Personal information
- Full name: Wederson Luiz da Silva Medeiros
- Date of birth: 22 July 1981 (age 44)
- Place of birth: Campos dos Goytacazes, Brazil
- Height: 1.75 m (5 ft 9 in)
- Position(s): Left back; left winger;

Team information
- Current team: Rio Branco

Senior career*
- Years: Team / Apps / (Gls)
- 2001: Internacional / 23 / (3)
- 2002: Americano / 0 / (0)
- 2002: Vasco da Gama / 10 / (0)
- 2003: Juventude / 2 / (0)
- 2004: Ituano / 0 / (0)
- 2004–2007: Ankaraspor / 86 / (20)
- 2007–2010: Fenerbahçe / 72 / (4)
- 2010–2013: Bursaspor / 86 / (4)
- 2013–2014: Antalyaspor / 29 / (3)
- 2014–2016: Mersin Idman Yurdu / 58 / (7)
- 2016–2017: Adana Demirspor / 0 / (0)

Managerial career
- 2025–: Rio Branco (assistant)
- 2025: Rio Branco (interim)

= Gökçek Vederson =

Brazilian-Turkish footballer (born 1981)

Gökçek Vederson (born Wederson Luiz da Silva Medeiros; 22 July 1981) is a Brazilian retired footballer who played as a left-back.

==Career==
Born Rio de Janeiro state, Wederson has played for Internacional, Americano, Vasco da Gama, Juventude and Ituano. He left for Turkey in August 2004.

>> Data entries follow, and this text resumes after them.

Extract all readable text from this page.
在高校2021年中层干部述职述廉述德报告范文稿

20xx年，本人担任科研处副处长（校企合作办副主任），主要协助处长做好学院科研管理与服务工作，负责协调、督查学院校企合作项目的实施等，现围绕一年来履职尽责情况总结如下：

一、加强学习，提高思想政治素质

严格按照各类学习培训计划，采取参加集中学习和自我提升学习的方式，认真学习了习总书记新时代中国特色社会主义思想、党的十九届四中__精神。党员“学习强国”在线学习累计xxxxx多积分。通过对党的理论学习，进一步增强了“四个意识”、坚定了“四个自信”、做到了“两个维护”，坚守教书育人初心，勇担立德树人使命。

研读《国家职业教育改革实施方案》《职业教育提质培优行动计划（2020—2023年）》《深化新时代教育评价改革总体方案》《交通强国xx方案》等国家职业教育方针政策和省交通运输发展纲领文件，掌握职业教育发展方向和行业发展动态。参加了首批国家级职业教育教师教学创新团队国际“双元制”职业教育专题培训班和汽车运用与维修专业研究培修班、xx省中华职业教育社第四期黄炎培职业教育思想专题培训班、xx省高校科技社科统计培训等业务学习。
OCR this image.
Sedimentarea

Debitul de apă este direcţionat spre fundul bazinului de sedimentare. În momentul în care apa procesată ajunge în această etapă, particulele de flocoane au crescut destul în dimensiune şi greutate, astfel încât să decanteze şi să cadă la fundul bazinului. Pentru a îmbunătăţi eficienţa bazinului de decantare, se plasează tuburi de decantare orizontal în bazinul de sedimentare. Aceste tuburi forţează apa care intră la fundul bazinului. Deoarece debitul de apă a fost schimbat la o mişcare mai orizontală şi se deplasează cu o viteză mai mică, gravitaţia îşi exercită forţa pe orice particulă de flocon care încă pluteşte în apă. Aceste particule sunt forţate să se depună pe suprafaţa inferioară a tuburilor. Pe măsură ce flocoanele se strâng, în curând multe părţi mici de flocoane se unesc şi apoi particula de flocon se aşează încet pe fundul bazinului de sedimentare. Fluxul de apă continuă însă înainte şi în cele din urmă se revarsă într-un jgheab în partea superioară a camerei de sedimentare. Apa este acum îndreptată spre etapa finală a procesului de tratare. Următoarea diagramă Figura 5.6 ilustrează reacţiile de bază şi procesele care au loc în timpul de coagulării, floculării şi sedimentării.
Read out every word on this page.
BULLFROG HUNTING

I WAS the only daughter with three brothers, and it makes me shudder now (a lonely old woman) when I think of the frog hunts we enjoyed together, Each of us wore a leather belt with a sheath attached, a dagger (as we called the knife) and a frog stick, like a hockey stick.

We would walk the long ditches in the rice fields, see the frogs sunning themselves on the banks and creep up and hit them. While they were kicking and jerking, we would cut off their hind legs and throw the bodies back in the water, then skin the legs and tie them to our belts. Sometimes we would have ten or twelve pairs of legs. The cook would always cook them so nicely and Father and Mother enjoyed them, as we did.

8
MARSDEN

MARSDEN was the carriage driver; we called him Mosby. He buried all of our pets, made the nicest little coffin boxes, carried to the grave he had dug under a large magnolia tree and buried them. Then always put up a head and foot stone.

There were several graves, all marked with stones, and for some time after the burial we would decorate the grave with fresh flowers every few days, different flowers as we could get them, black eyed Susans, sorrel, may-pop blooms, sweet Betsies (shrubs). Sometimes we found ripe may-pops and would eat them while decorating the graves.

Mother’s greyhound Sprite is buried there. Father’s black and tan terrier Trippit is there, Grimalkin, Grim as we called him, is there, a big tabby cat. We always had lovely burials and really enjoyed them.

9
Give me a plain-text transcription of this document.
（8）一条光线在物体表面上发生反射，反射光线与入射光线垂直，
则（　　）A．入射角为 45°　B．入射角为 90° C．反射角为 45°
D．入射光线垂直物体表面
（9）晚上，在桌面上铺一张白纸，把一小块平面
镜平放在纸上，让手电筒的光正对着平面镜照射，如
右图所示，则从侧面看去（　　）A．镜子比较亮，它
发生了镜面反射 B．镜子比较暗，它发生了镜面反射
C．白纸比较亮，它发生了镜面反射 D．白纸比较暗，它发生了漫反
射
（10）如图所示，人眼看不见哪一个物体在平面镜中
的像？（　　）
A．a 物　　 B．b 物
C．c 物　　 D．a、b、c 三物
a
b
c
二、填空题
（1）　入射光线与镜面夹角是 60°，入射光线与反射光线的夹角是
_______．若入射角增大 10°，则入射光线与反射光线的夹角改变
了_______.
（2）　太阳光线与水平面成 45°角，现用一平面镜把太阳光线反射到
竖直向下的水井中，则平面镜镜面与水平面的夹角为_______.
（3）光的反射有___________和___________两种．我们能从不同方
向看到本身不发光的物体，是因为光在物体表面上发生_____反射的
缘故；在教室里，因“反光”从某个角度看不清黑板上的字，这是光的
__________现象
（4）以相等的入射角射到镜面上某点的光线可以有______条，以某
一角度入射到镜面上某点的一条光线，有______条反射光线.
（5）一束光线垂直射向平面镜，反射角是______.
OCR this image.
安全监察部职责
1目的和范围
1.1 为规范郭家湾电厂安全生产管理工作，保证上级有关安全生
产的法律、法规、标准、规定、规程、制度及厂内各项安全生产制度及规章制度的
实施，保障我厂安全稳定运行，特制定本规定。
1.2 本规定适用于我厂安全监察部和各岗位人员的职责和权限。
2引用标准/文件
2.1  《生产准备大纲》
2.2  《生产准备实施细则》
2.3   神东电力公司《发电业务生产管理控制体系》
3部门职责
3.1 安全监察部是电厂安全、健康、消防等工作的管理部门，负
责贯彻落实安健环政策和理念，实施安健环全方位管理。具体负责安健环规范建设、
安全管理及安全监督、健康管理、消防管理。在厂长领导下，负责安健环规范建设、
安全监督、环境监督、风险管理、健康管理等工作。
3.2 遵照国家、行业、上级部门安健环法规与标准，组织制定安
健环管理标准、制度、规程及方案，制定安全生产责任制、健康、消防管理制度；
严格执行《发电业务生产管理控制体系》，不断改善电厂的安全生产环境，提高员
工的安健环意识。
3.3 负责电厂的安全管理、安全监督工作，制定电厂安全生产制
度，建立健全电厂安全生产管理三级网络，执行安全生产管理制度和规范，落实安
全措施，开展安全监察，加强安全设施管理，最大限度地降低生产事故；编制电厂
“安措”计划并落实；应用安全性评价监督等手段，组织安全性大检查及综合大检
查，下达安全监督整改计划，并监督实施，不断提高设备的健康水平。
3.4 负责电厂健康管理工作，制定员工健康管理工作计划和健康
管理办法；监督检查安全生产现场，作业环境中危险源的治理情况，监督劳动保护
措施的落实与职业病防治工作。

He signed a 3-year contract with Fenerbahçe on 11 June 2007.

==Citizenship==
Vederson holds dual-citizenship with Brazil and Turkey. The latter he received in March 2007. Having not been capped by the Brazil national football team, Vederson had the option of playing for Turkey national football team.